To the contrary, the passage suggests that Simeon’s recognition of Jesus flows over into a recognition of the humanity, loves, and sorrows of the woman who stands before him. Simeon’s recognition of Mary, her love for Jesus, and her future suffering is in fact dependent upon his recognition of Jesus. Only by the inspiration of the Spirit and his recognition of the work of Christ as Messiah could Simeon speak to Mary in this manner and know to warn her of her coming sorrow.

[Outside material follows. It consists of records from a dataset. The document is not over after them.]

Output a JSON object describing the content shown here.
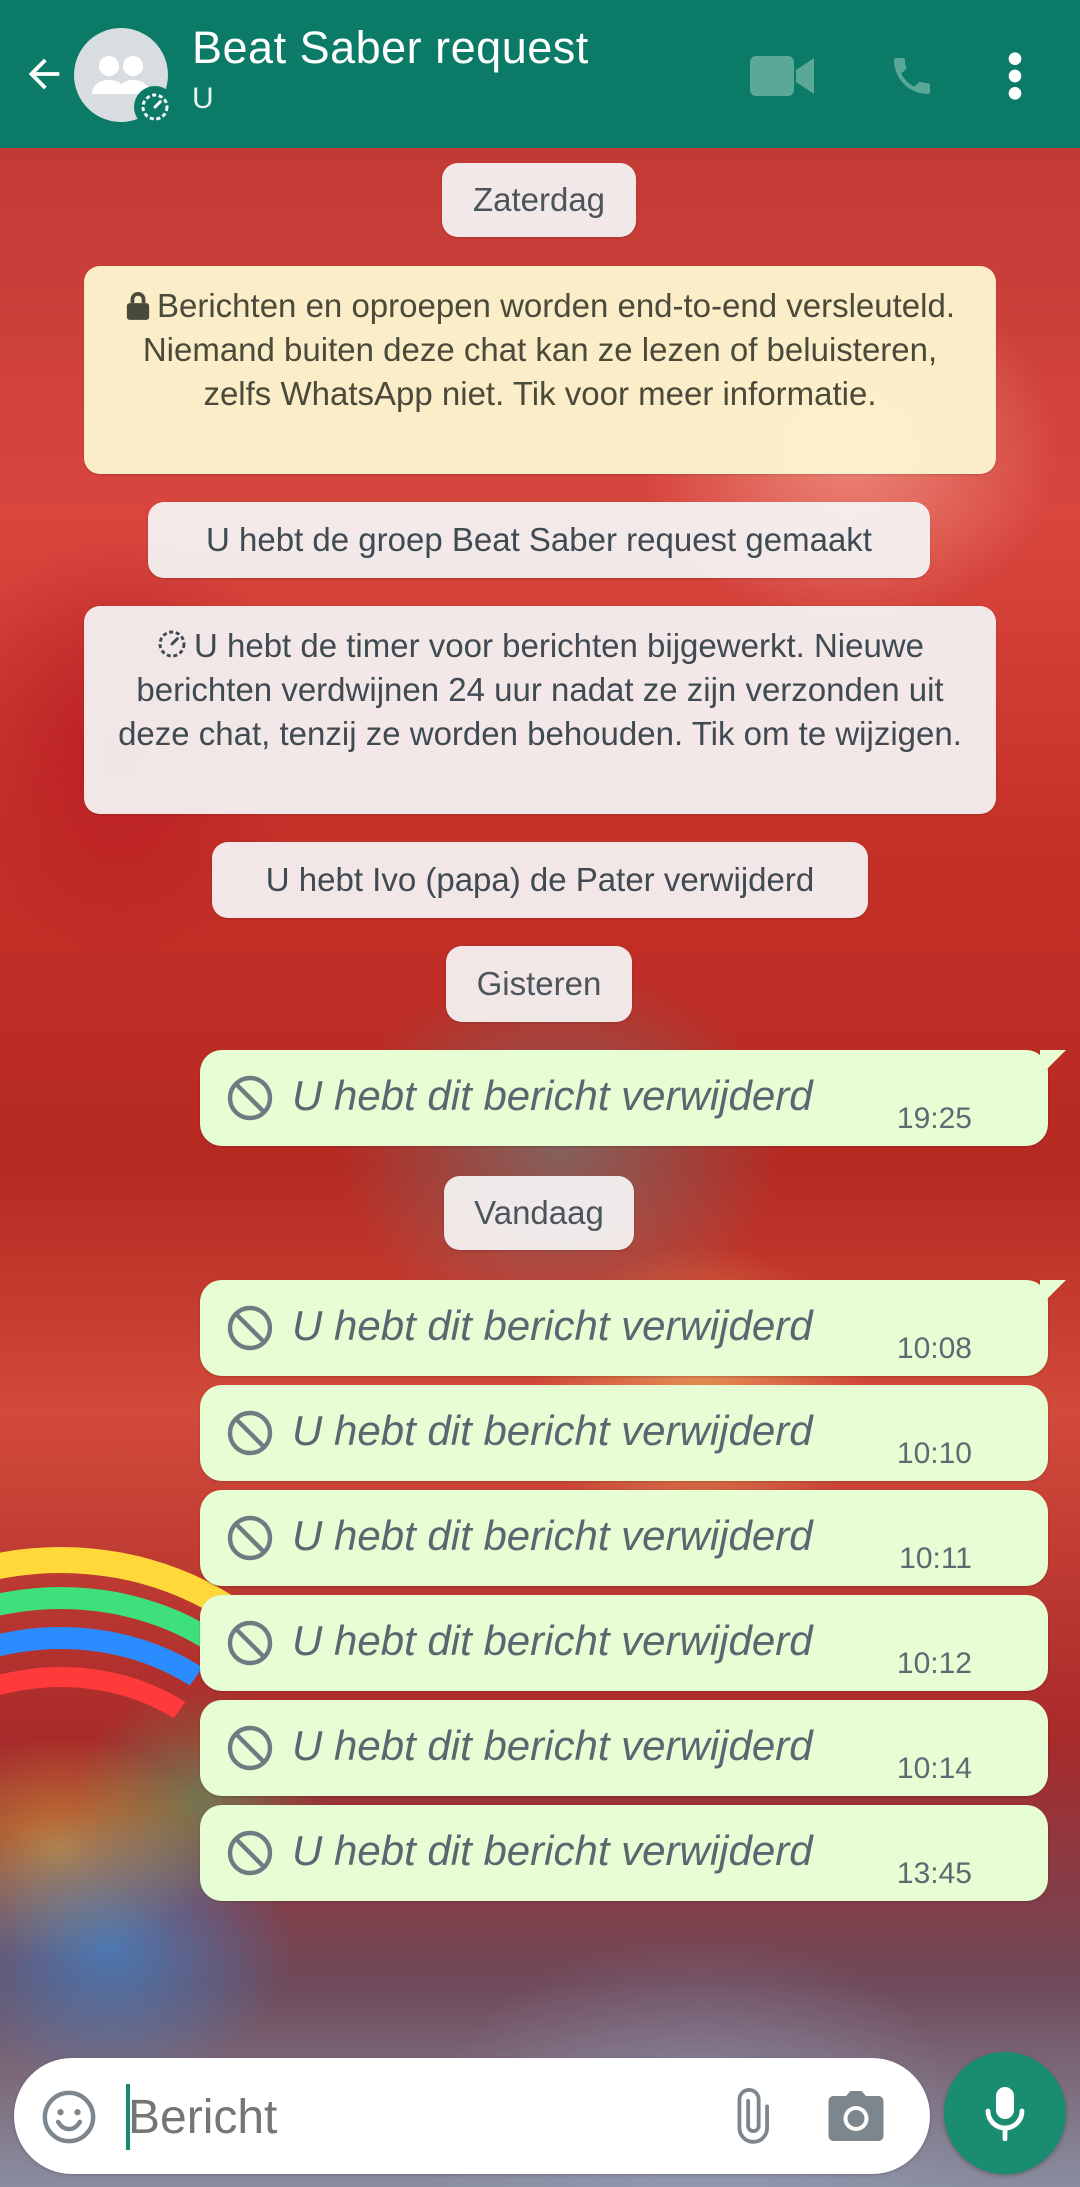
{
  "header": {
    "title": "Beat Saber request",
    "subtitle": "U",
    "back_icon": "arrow-left-icon",
    "video_icon": "video-call-icon",
    "call_icon": "phone-icon",
    "menu_icon": "more-vertical-icon"
  },
  "chips": {
    "date_saturday": "Zaterdag",
    "encryption": "Berichten en oproepen worden end-to-end versleuteld. Niemand buiten deze chat kan ze lezen of beluisteren, zelfs WhatsApp niet. Tik voor meer informatie.",
    "group_created": "U hebt de groep Beat Saber request gemaakt",
    "timer_updated": "U hebt de timer voor berichten bijgewerkt. Nieuwe berichten verdwijnen 24 uur nadat ze zijn verzonden uit deze chat, tenzij ze worden behouden. Tik om te wijzigen.",
    "removed": "U hebt Ivo (papa) de Pater verwijderd",
    "date_yesterday": "Gisteren",
    "date_today": "Vandaag"
  },
  "messages": [
    {
      "text": "U hebt dit bericht verwijderd",
      "time": "19:25"
    },
    {
      "text": "U hebt dit bericht verwijderd",
      "time": "10:08"
    },
    {
      "text": "U hebt dit bericht verwijderd",
      "time": "10:10"
    },
    {
      "text": "U hebt dit bericht verwijderd",
      "time": "10:11"
    },
    {
      "text": "U hebt dit bericht verwijderd",
      "time": "10:12"
    },
    {
      "text": "U hebt dit bericht verwijderd",
      "time": "10:14"
    },
    {
      "text": "U hebt dit bericht verwijderd",
      "time": "13:45"
    }
  ],
  "composer": {
    "placeholder": "Bericht",
    "emoji_icon": "emoji-icon",
    "attach_icon": "paperclip-icon",
    "camera_icon": "camera-icon",
    "mic_icon": "microphone-icon"
  },
  "colors": {
    "header": "#0b7a66",
    "bubble_out": "#e7fdd3",
    "mic": "#1a8c6f"
  }
}
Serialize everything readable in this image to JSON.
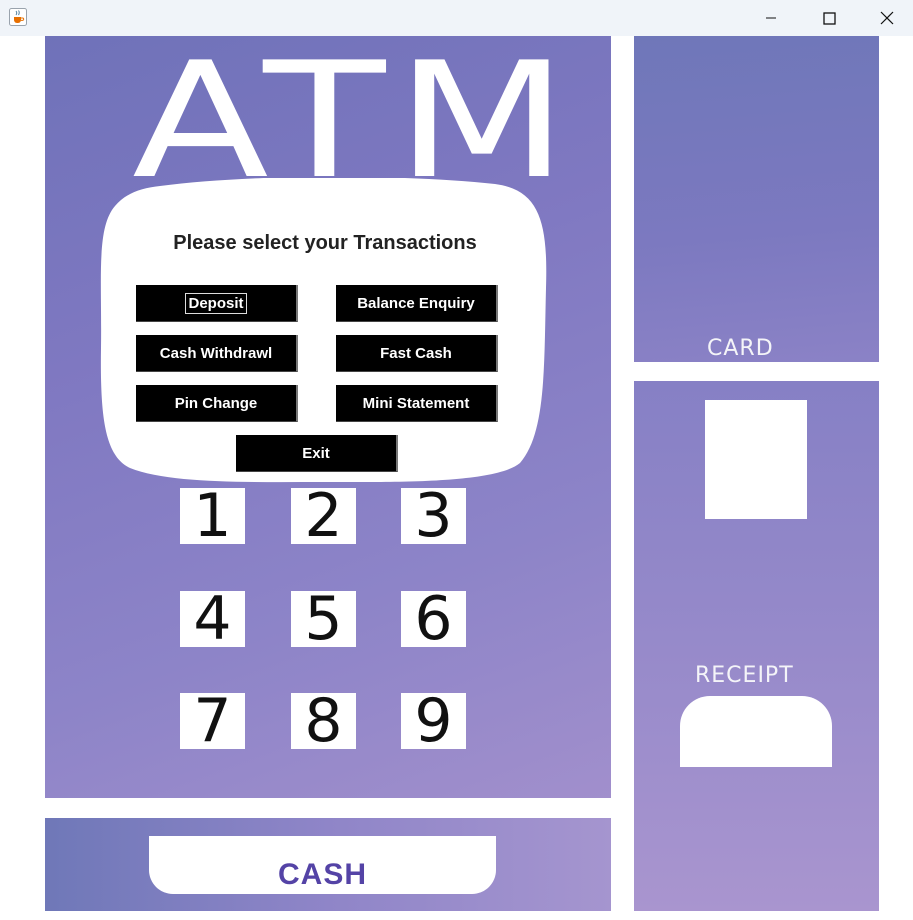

How, then, does Simeon’s recognition of Mary tie into our original question? The story of Simeon’s welcome suggests that the recognition of Christ can be non-competitive with recognition of the other. It may even suggest that the recognition of Christ strengthens our ability to recognize the other. Simeon’s recognition of Christ leads him to deeper, not shallower, recognition of Mary. Our recognition of the oppressed and the vulnerable as figures of Christ can have the same effect: it can deepen our appreciation of their dignity and value, and thus the importance of their individual stories and pains. These points suggest one final corollary. Simeon recognizes Mary as he prophecies, which indicates he recognizes her because God has already recognized her. In Matthew 25, we recognize Christ in the poor because Christ has already recognized them and in some sense identified himself with them. We recognize others because God has already recognized them, and this can only deepen our own recognition and hospitality. But could we strengthen this even further? Instead of a simple discussion of prior conditions, could we speak of participation? Is it possible that the reason we can recognize Christ in the other is that God by uniting his church to himself catches us up into his recognition of and care for the vulnerable? If we pursue such a thought, we might return with a fuller understanding to the idea expressed by Lactantius: recognition of and care for the vulnerable is truly doxological, as a full recognition of the other is simultaneously participation in God and truly acceptable worship.